The President and his opposition rival
know that at the end of the day they are birds of a feather, joined at
the hip by the same interests common to the wenyenchi; the owners of
capital and the political space who, when push comes to shove, will band
together to ward off wananchi threats to elitist dominance.
Those
pictures were not contrived. President Kenyatta and Mr Odinga displayed
genuine warmth and mutual affection. They respect each other and know
that anything that threatens the economic and political interests of the
ruling classes is a threat to them both and their extensive family
enterprises.
They will often publicly snipe at each
other and encourage their noisy bands of supporters to unleash verbal
broadsides and missiles, but when the decibels get too high both have
been known to quietly call off their respective attack dogs.
That
is the reality that should cause the motley band of fellows — from
senior politicians and business figures down to garrulous youth
activists, lumpenproletariat in the slums of Kibera or Kiandutu, and
peasant farmers blindly following ethnic chieftains —to pause for
thought. All should understand that they are no more than cannon fodder
putting themselves at the service of causes they do not understand.
A
few crumbs thrown their way in terms of jobs, political offices, and
cash handouts will still never allow them to penetrate the curtains that
separate royalty and the lower classes. Even an occasional seat at the
high table as a key political ally is just temporary accommodation for
political purposes. However, I can bet my last cent that few will make
sense of that as we head to 2017.
President Kenyatta
will retain the hordes of automatons who swear by him under the illusion
of shared power and access to State largesse. Mr Odinga will retain the
equally mindless fanatics who will support him through thick and thin
under the delusion that if he becomes president, it will their
long-denied turn to eat.
If they take time to study who
owns Kenya, it might dawn on them that they simply do not fit into the
equation. The ruling classes in Kenya eat together and dare not
entertain interlopers who will upset the established pyramid of a feudal
state where a very tiny group must lord it over hungry, clueless,
desperate, ignorant masses.
Meanwhile, some recent ongoing politics must remind us once again that the Jubilee coalition is made up of Kanu’s children.
In
Kisumu, Machakos, Kakamega, and elsewhere, groups of opposition
governors and MPs are welcoming the Jubilee gravy train and betraying
their sponsoring parties with the hackneyed song of “development
politics”.
From the reign of Jomo Kenyatta to Daniel
arap Moi, morally bankrupt politicians were paid to parrot that only by
supporting the government of the day would development come to their
areas.
And today we are seeing equally spineless
politicians regurgitating those same old songs that elections are over,
so it is time to put politics aside and concentrate on development.
Who
said that development is a government favour?

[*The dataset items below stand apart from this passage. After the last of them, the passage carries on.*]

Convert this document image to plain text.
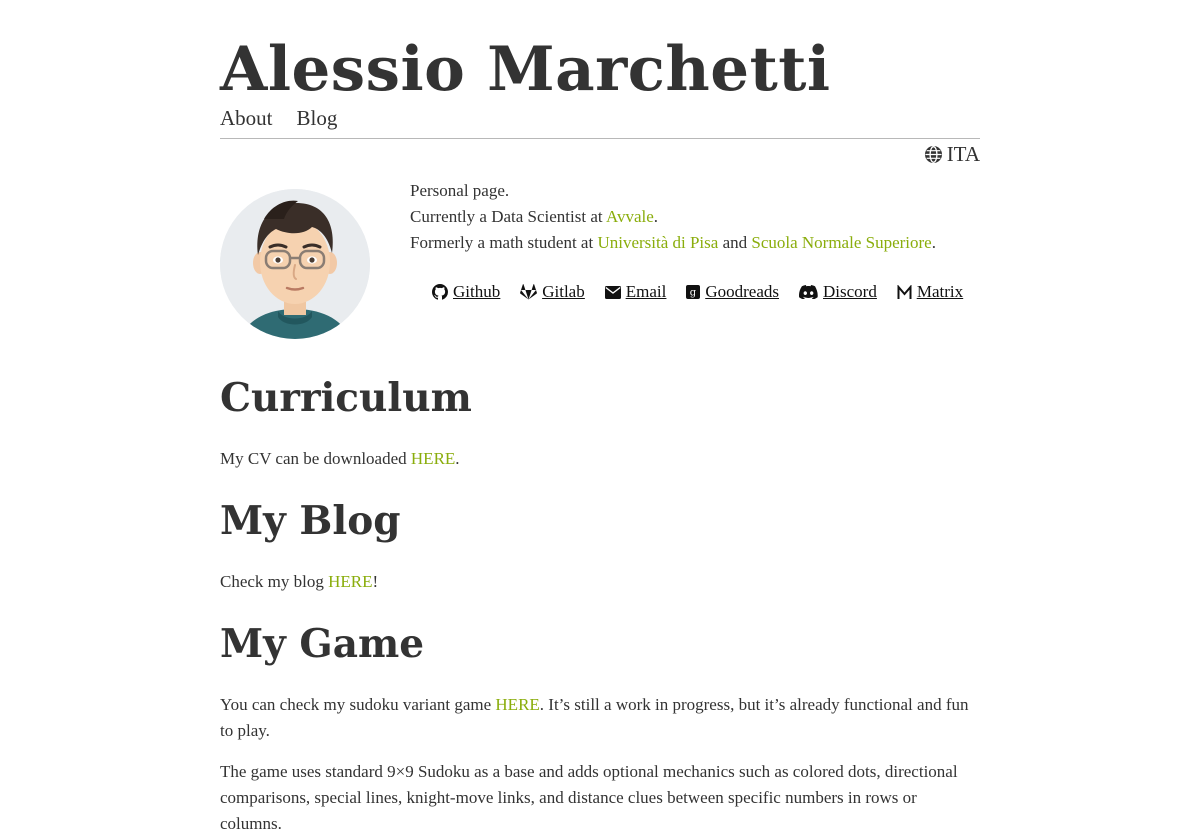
Alessio Marchetti
About Blog
ITA

Personal page.

Currently a Data Scientist at Avvale.

Formerly a math student at Università di Pisa and Scuola Normale Superiore.

Github Gitlab Email g Goodreads	Discord Matrix
Curriculum

My CV can be downloaded HERE.

My Blog

Check my blog HERE!

My Game

You can check my sudoku variant game HERE. It’s still a work in progress, but it’s already functional and fun to play.

The game uses standard 9×9 Sudoku as a base and adds optional mechanics such as colored dots, directional comparisons, special lines, knight-move links, and distance clues between specific numbers in rows or columns.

Are national budgets and
development plans drawn up on cheap political considerations? And don’t
they wonder why the regions most loyal to Kanu — most of the Rift
Valley, including Baringo, the entire North Eastern region, and
contiguous regions in the former Coast and Eastern province, the
Ukambani and the upper eastern region — have historically been the most
marginalised, neglected, under-developed, and denied their rightful
share of resources?
Food for thought as our bankrupt
politicians intent only on lining their own pockets roll out red carpets
for the next arrival of the false gravy train.